Wohngeld könne in Einzelfällen unterstützungsbedürftigen Personen helfen, sagt Kiepe, bewirke aber keine soziale Mischung in urbanen Vierteln. In einer derartigen Stabilisierung von Wohnquartieren, zu der auch die aktive Beteiligung an kommunalen Programmen zur Aufwertung des Wohnumfelds gehöre, sieht der Städtetag-Dezernent eine große Leistung öffentlicher Unternehmen. Kiepe plädiert dafür, fünf bis zehn Prozent des örtlichen Wohnungsbestands in Staatseigentum zu belassen, um die Versorgung Einkommensschwacher und eine soziale Stadtentwicklung zu gewährleisten. Teilprivatisierungen lehnt der Baupolitiker keineswegs ab. So könne man einige Bestände an Mieter, Genossenschaften oder ortsansässige Unternehmen mit Bezug zum städtischen Leben veräußern, um die Einnahmen in die restlichen Wohnungen zu investieren. Als positives Beispiel für eine solche Politik nennt Kiepe Hamburg. Die dortige städtische Gesellschaft führt Gewinne an den Haushalt ab, verkaufen will der Senat nicht. Für Kiepe kommt es auf die jeweilige Situation an: In Dresden mit einem Wohnungsleerstand von zwölf Prozent sei eine Privatisierung anders zu beurteilen als in Freiburg mit knappem und teurem Wohnraum. Allerdings: Verkäufe entlasten marode kommunale Etats. In einer Resolution tritt jedoch das Präsidium des Städtetags entschieden der These entgegen, auf diese Weise könnten die Kommunen "problemlos ihre Schulden beseitigen und ihre Finanzprobleme lösen, da die Ursachen des strukturellen Defizits ebenso bleiben wie die Aufgaben der kommunalen Daseinsvorsorge". In der Tat sind eben die Ausgaben weiterhin meist höher als die Einnahmen. In Kiel reduzierte die Wohnungsprivatisierung zunächst den Schuldenstand, inzwischen steigt die Kreditbelastung wieder.

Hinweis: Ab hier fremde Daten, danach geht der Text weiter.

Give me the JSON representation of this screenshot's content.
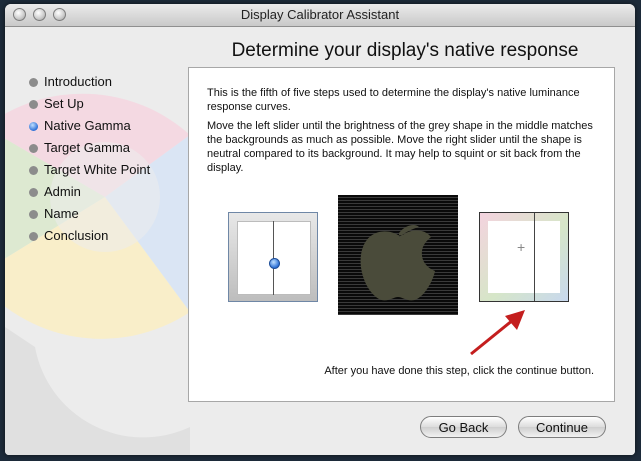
{
  "window": {
    "title": "Display Calibrator Assistant"
  },
  "page": {
    "heading": "Determine your display's native response"
  },
  "steps": [
    {
      "label": "Introduction",
      "state": "done"
    },
    {
      "label": "Set Up",
      "state": "done"
    },
    {
      "label": "Native Gamma",
      "state": "current"
    },
    {
      "label": "Target Gamma",
      "state": "pending"
    },
    {
      "label": "Target White Point",
      "state": "pending"
    },
    {
      "label": "Admin",
      "state": "pending"
    },
    {
      "label": "Name",
      "state": "pending"
    },
    {
      "label": "Conclusion",
      "state": "pending"
    }
  ],
  "panel": {
    "paragraph1": "This is the fifth of five steps used to determine the display's native luminance response curves.",
    "paragraph2": "Move the left slider until the brightness of the grey shape in the middle matches the backgrounds as much as possible.  Move the right slider until the shape is neutral compared to its background.  It may help to squint or sit back from the display.",
    "footer": "After you have done this step, click the continue button."
  },
  "buttons": {
    "back": "Go Back",
    "continue": "Continue"
  },
  "colors": {
    "accent": "#2b6fd6",
    "arrow": "#c41e1e",
    "apple_fill": "#4a4b3a"
  },
  "icons": [
    "apple-logo-icon",
    "step-dot-icon",
    "arrow-icon"
  ]
}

In Freiburg will OB Salomon nach dem Stopp des Wohnungsverkaufs rigide sparen, wozu etwa ein Einstellungsstopp bei der Verwaltung zählt. Mittlerweile gibt es indes erste Anzeichen für ganz neue Wege in der lokalen Finanzpolitik. Auf Sympathie, auch beim Rathauschef, stößt die Idee eines "Bürgerhaushalts": Nach diesem Konzept erarbeiten interessierte Bürger in quartiers- und themenbezogenen Foren die Eckdaten eines Etats, der dann im Gemeinderat zur Abstimmung gestellt wird. So entscheiden die Leute ein Stück weit selbst, was das Rathaus leisten soll und was dann auch finanziert werden muss.